What is the workup and treatment for meconium ileus?

A

xray: multiple dilated small loops of bowel
ground glass look in lower avdomen

tx: gastrograffin enema (softens pellets-diagnostic and therapeutic)

66
Q

T/F Direct hyperbilirubinemia is sometimes physiologic.

A

False. always pathologic. watch for DB>2.

67
Q

What are the most common causes of neonatal direct hyperbilirubinemia?

A
  1. biliary atresia
  2. idiopathic neonatal hepatitis
    A1AT
    Alagille
    choledochal cyst
68
Q

What is the workup for direct hyperbilirubinemia?

A
GGT
CBC
infectious disease titers
U/S
sweat test
percutaneous liver biopsy--only way to distinguish idiopathic neonatal hepatitis and biliary atresia.
69
Q

What is the presentation of biliary atresia?

A
jaundice past 2 weeks
pale stool
dark urine
hepatomegaly
increased direct bilirubin
70
Q

What would the imaging show for biliary atresia?

A

HIDA hepatobiliary scintography

following 1 wk phenobarbital–>uptake in liver w/o excretion.

71
Q

What is the treatment for biliary atresia?

A

extrahepatic bile duct excision
jejunum–>fibrotic porta hepatis (Kasai procedure)
if that fails: liver transplant

72
Q

What is the etiology of choledochal cysts?

A

congenital malformation
pancreatic bile duct is messed up–>so you get reflux into biliary system
obstruction of distal common bile duct.

73
Q

What is the presentation of choledochal cysts?

A

increased direct bilirubin

intermittent abdominal pain w/ or w/o intermittent jaundice

74
Q

What is the workup and treatment of choledochal cysts?

A

U/s in younger children
MRCP and ERCP in older children
tx: complete excision
possible reconnection of the bile duct to the jejunum?

75
Q

What is biliary hypoplasia associated with?

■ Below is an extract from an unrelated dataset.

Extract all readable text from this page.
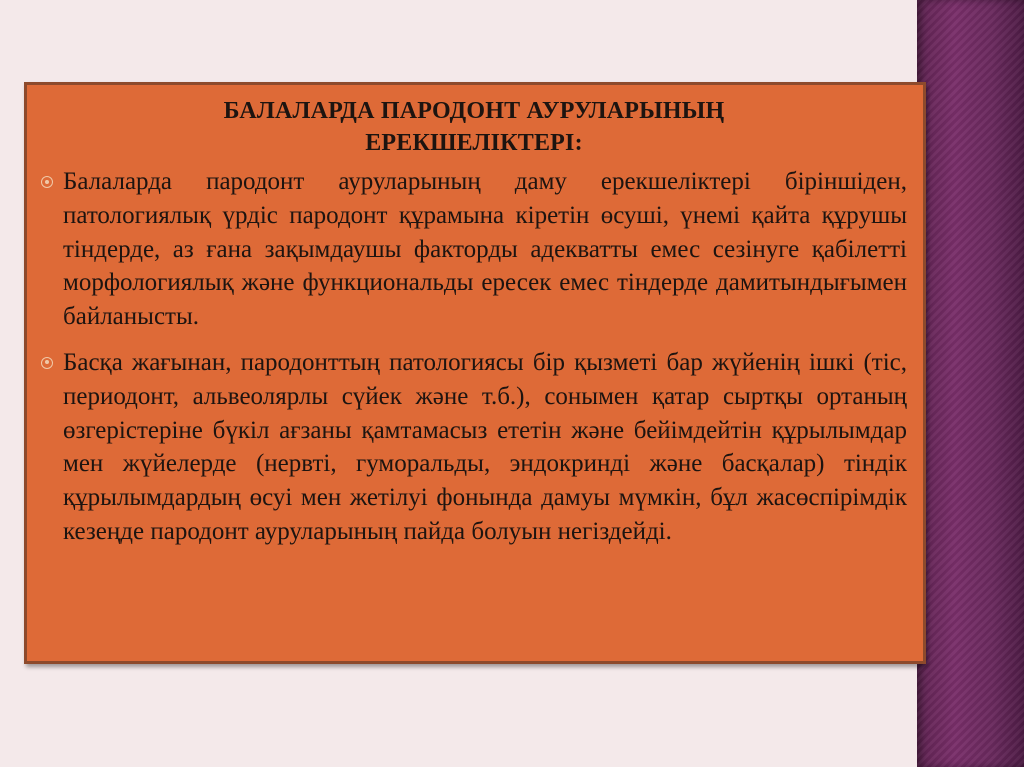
БАЛАЛАРДА ПАРОДОНТ АУРУЛАРЫНЫҢ
ЕРЕКШЕЛІКТЕРІ:
Балаларда пародонт ауруларының даму ерекшеліктері біріншіден, патологиялық үрдіс пародонт құрамына кіретін өсуші, үнемі қайта құрушы тіндерде, аз ғана зақымдаушы факторды адекватты емес сезінуге қабілетті морфологиялық және функциональды ересек емес тіндерде дамитындығымен байланысты.
Басқа жағынан, пародонттың патологиясы бір қызметі бар жүйенің ішкі (тіс, периодонт, альвеолярлы сүйек және т.б.), сонымен қатар сыртқы ортаның өзгерістеріне бүкіл ағзаны қамтамасыз ететін және бейімдейтін құрылымдар мен жүйелерде (нервті, гуморальды, эндокринді және басқалар) тіндік құрылымдардың өсуі мен жетілуі фонында дамуы мүмкін, бұл жасөспірімдік кезеңде пародонт ауруларының пайда болуын негіздейді.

What is it due to? What is its presentation?

A

associated w/ alagille’s syndrome
not enough intrahepatic bile ducts
can be asymptomatic!

76
Q

What is the treatment of biliary hypoplasia?

A

medical management

portoenterostomy if severe

77
Q

What is inspissated bile syndrome?

A

mechanical obstruction of bile duct (thick sludge)

78
Q

What are causes of inspissated bile syndrome?

A

things that can cause thick sludge…
hemolysis 2/2 blood group incompatibility
cystic fibrosis (not enough pancreatic secretions)
parenteral nutrition

79
Q

alpha 1 at can be associated with what biliary thing?

A

cholestasis

80
Q

What are 2 important ways that cystic fibrosis may present in infant age children?

A

meconium ileus

cholestasis

81
Q

What is the timeframe of breastfeeding failure jaundice and breast milk jaundice?

A

breast milk jaundice: starts at 3-5 days, peaks at 2 weeks
breast feeding failure jaundice: first week of life. will also see signs of dehydration. may see brick red urate crystals in the diaper
**seems like feeding failure comes first!